One of the big, reoccurring themes in the play is the discrepancy between the ideology of the ‘big thinkers’ and their private morality. While Eleanor defends her father’s work and tries to set the record straight with regards to erroneous assumptions, she exhibits a similar ‘weakness’. Much is made of Marx’s questionable behaviour in private and of family friend Friedrich Engels. As a consequence, ‘Tussy’ has to separate their thoughtless actions from her feelings for them as people. Alas, we see how this ‘unconditional’ predilection to be always ‘patient and understanding’ has led to her unrealistic assumption she can rehabilitate Edward’s ‘moral sickness’ with her love.
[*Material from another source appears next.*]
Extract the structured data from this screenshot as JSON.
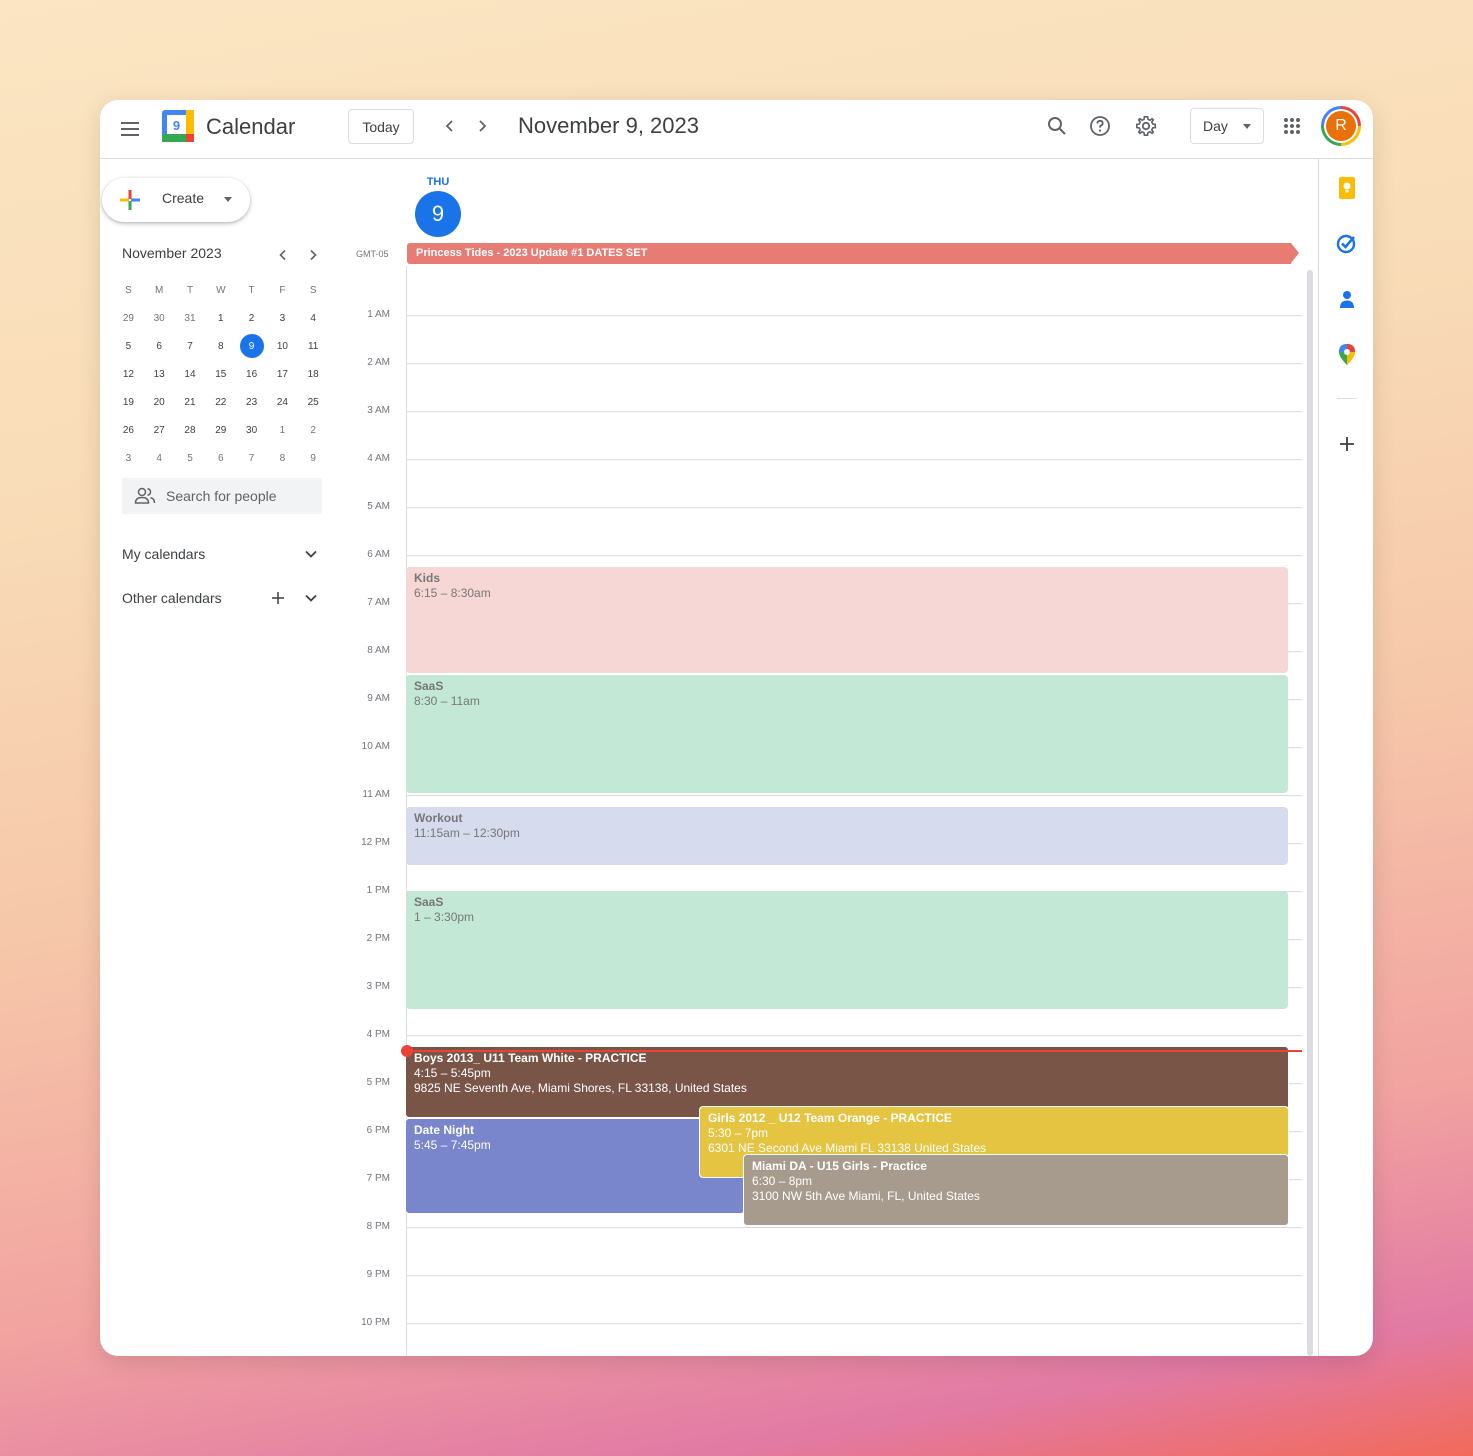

While Edward is the epitome of caddishness, Sayers manages to get beneath the skin of this ‘morally flexible’ man and show that because he has been leading a double life for so long, he has even managed to convince himself that it is Eleanor’s fault that he is the way he is, because of the way she’s indulged his behaviour over the years. While his behaviour is unequivocally reprehensible, there is a grain of truth to his assertion, which for Eleanor makes the situation all the more tragic.
The early part of the play touched on Ibsen’s A Doll House and in the second half we clearly see that it’s Eleanor herself who has a life-changing decision to make regarding her ‘marriage’ and ‘husband’. The other literary allusion mentioned was something that Eleanor had translated – Gustave Flaubert’s Madame Bovary. Alas, just like the novel’s protagonist, her unhappiness pushes her to consider the unthinkable. As a romantic at heart, she feels just like the wheels of history, that her fate is inevitable. While the play forces the audience to consider the ‘validity’ of her feelings, however extreme or ill-conceived, the play challenges us to consider the unlikely possibility that Edward is capable of ‘love’ – even if it isn’t for Eleanor.
While some knowledge of Eleanor Marx and the 19th century certainly helps with the enjoyment of The Jewess of Jews Walk, it’s not a pre-requisite. The play is very much rooted in relationships: between fathers and daughters, brothers and sisters, and ‘man’ and ‘wife’. How they overlap is part of the play’s interwoven tapestry – impossible to unravel separately, but frayed emotions felt in every direction.
© Michael Davis 2018
Eleanor Marx: The Jewess of Jews Walk ran at Sydenham Centre from 18th April – 12th May 2018.